A mixture of tartaric acid and bicarbonate of soda (each)........1 part.

(10) Horsford's. This is a powder supplied in two packets. The one contains an acid phosphate of lime and magnesia, made up with a certain quantity of flour, and the other is bicarbonate of soda, with a little chloride of potassium.

(11) Tartaric acid lb.; bicarbonate of soda and potato farina or British arrowroot (of each in powder) 3/4 lb. Separately dry them perfectly by a very gentle heat, then mix in a dry room, pass the mixture through a sieve, and at once put it into packets, observing to press it hard, and to cover it with tinfoil or close-made paper, to preserve it as much as possible from the air and moisture.

(12) Delforte's.

Powdered tartaric acid 1/4 lb.

Powdered alum ., .. 1/2 „

Bicarbonate soda .. 3/4 „

Farina........ 1 „

Dry separately, as before, mix, and further add sesquicarbonate of ammonia (in powder), 3 oz. Lastly, closely pack it in tinfoil.

(13) Green's.

Tartaric acid .. .. 35 1b. Sesquicarbonate of soda 56 „ Potato flour .. .. 1 cwt. Mix as before.

For use, 1 or 2 teaspoonfuls of baking-powder are mixed with the dry flour and other ingredients, which are then made into a dough, as quickly as possible, with cold water, and at once baked or boiled. By the addition of about 1/2 dr. of turmeric powder to each 1 lb. of the mixture it is converted into egg-powder. It should be preserved in bottles or tins, so as to prevent the absorption of moisture.

(14) Tartaric acid.. .. 1/2 lb. Bicarbonate of soda 12 oz. Starch...... 12 „

Dry each thoroughly previous to admixture, which is effected by passing through a fine sieve repeatedly; pack the powder down tightly, to prevent the absorption of moisture.

(15) Recipe No. 4 would cost, if the articles were obtained by the hundredweight, about 4d. per lb., or 1/4d. per packet. The packets are made on a block of the proper size, first rolling the paper on, then pasting down the side, and lastly the bottom, doubled neatly up. Then a box must be provided, holding half-gross packets, show-bills, etc. A half-gross box of penny packets will fetch (in London) about 3s.
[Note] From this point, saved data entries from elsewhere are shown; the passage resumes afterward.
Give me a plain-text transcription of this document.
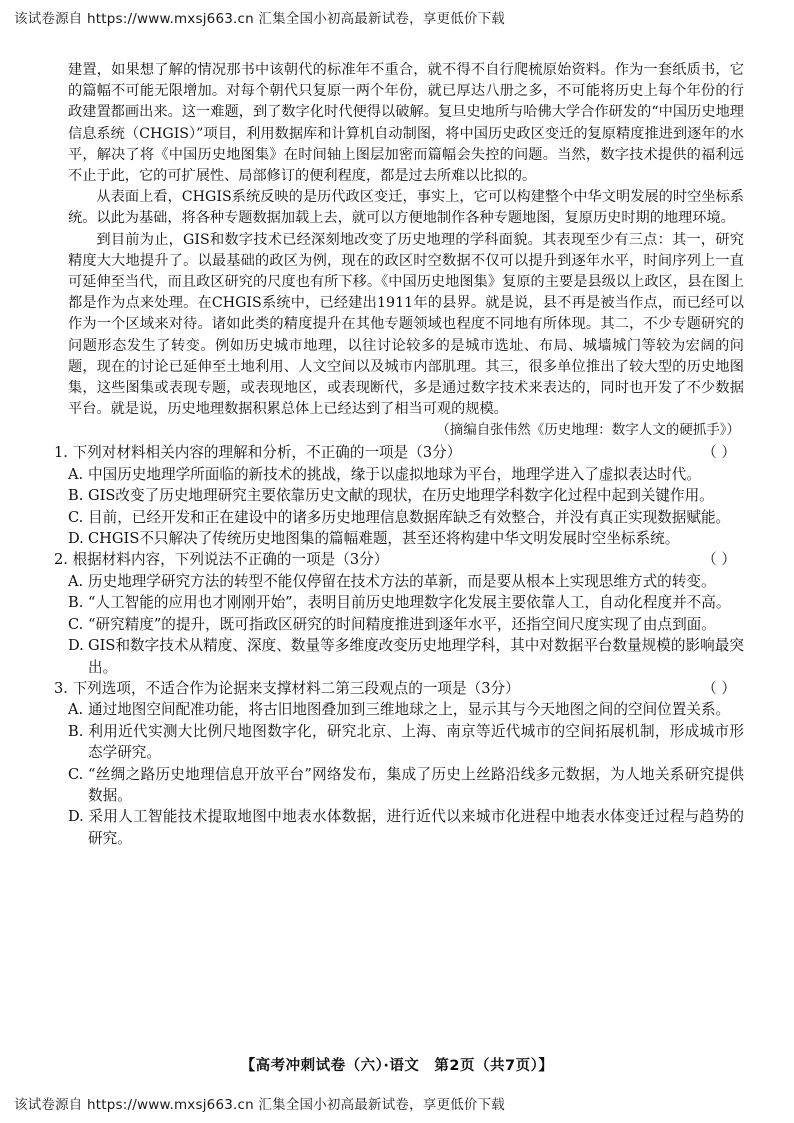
该试卷源自 https://www.mxsj663.cn 汇集全国小初高最新试卷，享更低价下载

建置，如果想了解的情况那书中该朝代的标准年不重合，就不得不自行爬梳原始资料。作为一套纸质书，它的篇幅不可能无限增加。对每个朝代只复原一两个年份，就已厚达八册之多，不可能将历史上每个年份的行政建置都画出来。这一难题，到了数字化时代便得以破解。复旦史地所与哈佛大学合作研发的“中国历史地理信息系统（CHGIS）”项目，利用数据库和计算机自动制图，将中国历史政区变迁的复原精度推进到逐年的水平，解决了将《中国历史地图集》在时间轴上图层加密而篇幅会失控的问题。当然，数字技术提供的福利远不止于此，它的可扩展性、局部修订的便利程度，都是过去所难以比拟的。

从表面上看，CHGIS系统反映的是历代政区变迁，事实上，它可以构建整个中华文明发展的时空坐标系统。以此为基础，将各种专题数据加载上去，就可以方便地制作各种专题地图，复原历史时期的地理环境。

到目前为止，GIS和数字技术已经深刻地改变了历史地理的学科面貌。其表现至少有三点：其一，研究精度大大地提升了。以最基础的政区为例，现在的政区时空数据不仅可以提升到逐年水平，时间序列上一直可延伸至当代，而且政区研究的尺度也有所下移。《中国历史地图集》复原的主要是县级以上政区，县在图上都是作为点来处理。在CHGIS系统中，已经建出1911年的县界。就是说，县不再是被当作点，而已经可以作为一个区域来对待。诸如此类的精度提升在其他专题领域也程度不同地有所体现。其二，不少专题研究的问题形态发生了转变。例如历史城市地理，以往讨论较多的是城市选址、布局、城墙城门等较为宏阔的问题，现在的讨论已延伸至土地利用、人文空间以及城市内部肌理。其三，很多单位推出了较大型的历史地图集，这些图集或表现专题，或表现地区，或表现断代，多是通过数字技术来表达的，同时也开发了不少数据平台。就是说，历史地理数据积累总体上已经达到了相当可观的规模。

（摘编自张伟然《历史地理：数字人文的硬抓手》）
1. 下列对材料相关内容的理解和分析，不正确的一项是（3分）	（ ）
A. 中国历史地理学所面临的新技术的挑战，缘于以虚拟地球为平台，地理学进入了虚拟表达时代。
B. GIS改变了历史地理研究主要依靠历史文献的现状，在历史地理学科数字化过程中起到关键作用。
C. 目前，已经开发和正在建设中的诸多历史地理信息数据库缺乏有效整合，并没有真正实现数据赋能。
D. CHGIS不只解决了传统历史地图集的篇幅难题，甚至还将构建中华文明发展时空坐标系统。
2. 根据材料内容，下列说法不正确的一项是（3分）	（ ）
A. 历史地理学研究方法的转型不能仅停留在技术方法的革新，而是要从根本上实现思维方式的转变。
B. “人工智能的应用也才刚刚开始”，表明目前历史地理数字化发展主要依靠人工，自动化程度并不高。
C. “研究精度”的提升，既可指政区研究的时间精度推进到逐年水平，还指空间尺度实现了由点到面。
D. GIS和数字技术从精度、深度、数量等多维度改变历史地理学科，其中对数据平台数量规模的影响最突出。
3. 下列选项，不适合作为论据来支撑材料二第三段观点的一项是（3分）	（ ）
A. 通过地图空间配准功能，将古旧地图叠加到三维地球之上，显示其与今天地图之间的空间位置关系。
B. 利用近代实测大比例尺地图数字化，研究北京、上海、南京等近代城市的空间拓展机制，形成城市形态学研究。
C. “丝绸之路历史地理信息开放平台”网络发布，集成了历史上丝路沿线多元数据，为人地关系研究提供数据。
D. 采用人工智能技术提取地图中地表水体数据，进行近代以来城市化进程中地表水体变迁过程与趋势的研究。
【高考冲刺试卷（六）·语文　第2页（共7页）】
该试卷源自 https://www.mxsj663.cn 汇集全国小初高最新试卷，享更低价下载
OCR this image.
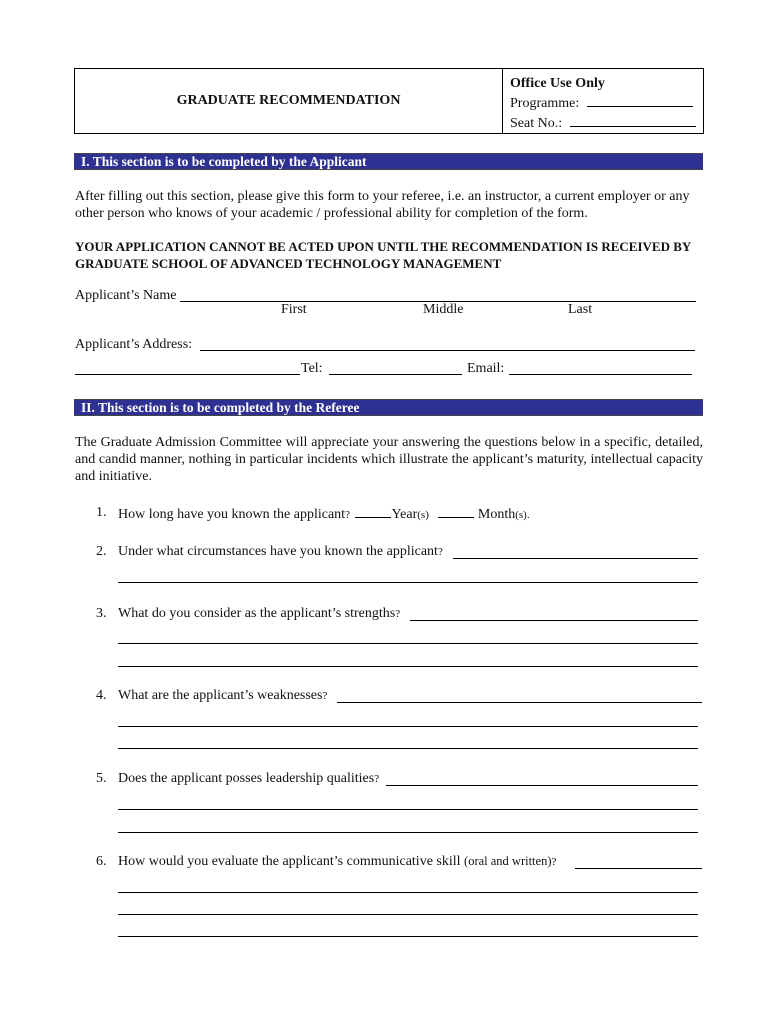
GRADUATE RECOMMENDATION
Office Use Only
Programme:
Seat No.:
I. This section is to be completed by the Applicant
After filling out this section, please give this form to your referee, i.e. an instructor, a current employer or any other person who knows of your academic / professional ability for completion of the form.
YOUR APPLICATION CANNOT BE ACTED UPON UNTIL THE RECOMMENDATION IS RECEIVED BY GRADUATE SCHOOL OF ADVANCED TECHNOLOGY MANAGEMENT
Applicant’s Name
First	Middle	Last
Applicant’s Address:
Tel:	Email:
II. This section is to be completed by the Referee
The Graduate Admission Committee will appreciate your answering the questions below in a specific, detailed, and candid manner, nothing in particular incidents which illustrate the applicant’s maturity, intellectual capacity and initiative.
1. How long have you known the applicant?	Year(s)	Month(s).
2. Under what circumstances have you known the applicant?
3. What do you consider as the applicant’s strengths?
4. What are the applicant’s weaknesses?
5. Does the applicant posses leadership qualities?
6. How would you evaluate the applicant’s communicative skill (oral and written)?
(16) Bicarbonate of soda 4 oz. Tartaric acid .... 3 oz. Farina.......... 16 oz.

Mix all together. By farina is meant any cheap farinaceous material - wheat, rice, or sago flours, etc. To make the packets requires a piece of wood, say 6 in. long, for small packets, and the exact size in thickness and width that the packet is to be. The end of this piece should fit into a block of wood and go through it. Take the paper and fold it on the end of the stick, and close it at the end so as to make a square bag; now put the stick with the paper on it into the block, and withdraw the stick, leaving the paper in the block. It is more convenient to measure the powder than to weigh it. Put the powder in a small tin-plate funnel, and shake it into the paper; remove the funnel, and fold down the other end of the paper, flatten the folds with the end of the square stick and push the packet out of the block. The whole operation of making the packet should take a very short time.

(17) Ammonia has recently been selected as a superior agent in baking powders, being extremely volatile, and leaving no residue in the bread. It would seem to be most suitably employed as an acid phosphate of ammonia in conjunction with carbonate or bicarbonate of potash or of soda.